Marked differences are seen in maternal mortality ratios across regions ranging from 860 deaths per 100,000 in Rukwa to 187 per 100,000 in Simiyu.
Thirteen out of the total 30 regions in the country had MMR above the national average. Regions with MMR above 500 per 100,000 were (Rukwa (860), Njombe (788), Mbeya (776), Pwani (687), Katavi (670), Tanga (593), Arusha (585), Mtwara (579) and Dodoma (512).
None of these regions was among the eight priority regions identified during the Sharpened One Plan analysis as worst performing in most maternal health coverage indicators such as family planning, delivering in health facilities and skilled delivery care. In fact, three (Pwani from the Eastern Zone and Tanga and Arusha from the Northern Zone) are from the best performing zones in the coverage of most maternal health indicators.

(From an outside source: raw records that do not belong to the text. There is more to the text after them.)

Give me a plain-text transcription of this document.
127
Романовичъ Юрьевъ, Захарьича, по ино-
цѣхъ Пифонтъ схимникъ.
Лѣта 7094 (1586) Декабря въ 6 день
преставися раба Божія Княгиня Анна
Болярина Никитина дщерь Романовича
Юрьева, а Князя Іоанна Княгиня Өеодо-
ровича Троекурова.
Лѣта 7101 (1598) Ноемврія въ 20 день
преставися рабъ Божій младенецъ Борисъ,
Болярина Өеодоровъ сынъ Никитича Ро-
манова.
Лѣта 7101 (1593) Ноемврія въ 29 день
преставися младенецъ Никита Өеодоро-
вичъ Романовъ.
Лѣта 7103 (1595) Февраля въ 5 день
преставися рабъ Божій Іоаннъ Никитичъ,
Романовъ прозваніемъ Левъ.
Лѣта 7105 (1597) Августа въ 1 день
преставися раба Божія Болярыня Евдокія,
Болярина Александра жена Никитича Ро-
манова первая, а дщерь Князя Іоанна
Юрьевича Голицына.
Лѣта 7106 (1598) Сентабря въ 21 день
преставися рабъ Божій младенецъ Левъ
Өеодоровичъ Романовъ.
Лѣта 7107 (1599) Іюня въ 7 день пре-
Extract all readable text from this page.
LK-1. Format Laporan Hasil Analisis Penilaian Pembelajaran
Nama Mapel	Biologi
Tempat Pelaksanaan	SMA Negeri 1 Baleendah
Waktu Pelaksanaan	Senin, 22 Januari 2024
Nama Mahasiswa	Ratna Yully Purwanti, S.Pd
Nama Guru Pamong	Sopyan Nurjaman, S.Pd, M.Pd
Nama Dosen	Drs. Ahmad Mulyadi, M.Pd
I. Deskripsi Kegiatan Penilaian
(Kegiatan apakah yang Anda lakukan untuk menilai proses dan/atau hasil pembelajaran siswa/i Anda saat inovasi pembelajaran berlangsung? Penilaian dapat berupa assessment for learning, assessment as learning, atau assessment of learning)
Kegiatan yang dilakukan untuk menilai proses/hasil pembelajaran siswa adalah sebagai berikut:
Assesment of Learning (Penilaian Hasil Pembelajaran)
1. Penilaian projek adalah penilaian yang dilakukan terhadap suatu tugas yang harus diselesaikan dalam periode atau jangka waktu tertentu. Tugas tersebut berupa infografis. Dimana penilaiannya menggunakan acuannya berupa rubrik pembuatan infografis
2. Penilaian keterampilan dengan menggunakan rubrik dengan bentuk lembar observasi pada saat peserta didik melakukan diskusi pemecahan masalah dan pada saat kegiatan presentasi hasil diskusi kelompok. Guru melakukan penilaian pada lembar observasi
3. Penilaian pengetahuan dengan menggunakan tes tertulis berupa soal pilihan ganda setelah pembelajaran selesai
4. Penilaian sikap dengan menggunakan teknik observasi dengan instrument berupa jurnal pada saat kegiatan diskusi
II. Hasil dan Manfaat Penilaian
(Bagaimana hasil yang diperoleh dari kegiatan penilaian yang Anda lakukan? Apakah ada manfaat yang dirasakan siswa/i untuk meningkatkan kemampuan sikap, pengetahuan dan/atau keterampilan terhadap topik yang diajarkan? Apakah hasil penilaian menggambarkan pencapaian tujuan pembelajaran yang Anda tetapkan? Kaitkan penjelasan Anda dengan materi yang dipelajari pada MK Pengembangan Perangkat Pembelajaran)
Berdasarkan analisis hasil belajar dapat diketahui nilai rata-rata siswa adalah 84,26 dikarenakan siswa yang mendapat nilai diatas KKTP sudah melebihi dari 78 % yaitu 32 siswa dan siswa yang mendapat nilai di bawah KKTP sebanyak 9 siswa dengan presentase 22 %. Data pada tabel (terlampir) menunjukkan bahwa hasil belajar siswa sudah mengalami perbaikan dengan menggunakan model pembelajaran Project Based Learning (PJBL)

It is difficult to understand and reliably explain the possible reasons for the regional differences based on the census data alone. Multiple and different explanations may exist to explain the observed pattern. One possible explanation for the finding could be poor quality of services such that women experience suboptimal survival even when they deliver in health facilities. Nevertheless, it is unlikely that such care is only more pronounced in these regions than those identifies as poor performing during the Sharpened one Plan assessment.
Contextual factors in health care seeking, especially in situations of pregnancy, labour or delivery-related complications may be another explanation.
The method used to estimate maternal mortality involved reporting information on the demise of family members, which also brings a possibility of differential reporting due to recall of causes of deaths and socio-cultural and normative differences across regions on death reporting. But no robust evidence exists in the Tanzanian contexts to support this assertion, especially at the level of census data.
Underlying disease conditions such as AIDS are known to contribute significantly to the high level of maternal mortality in sub-Saharan countries but for Tanzania, except for Njombe and Mbeya regions, Arusha, Dodoma and Tanga regions have one of the lowest levels of HIV infection so AIDS may not be a plausible explanation.
To conclude, the high level of maternal mortality remains a huge challenge in Tanzania requiring expedited progress in improving maternal survival and wellbeing.
Furthermore, relying on coverage indicators alone may not be enough to understand progress in survival and hence the need for periodic maternal mortality estimates to provide robust evidence to inform planning and implementation of key interventions.
Concurrently, improving vital registration should be the interim and long term goal.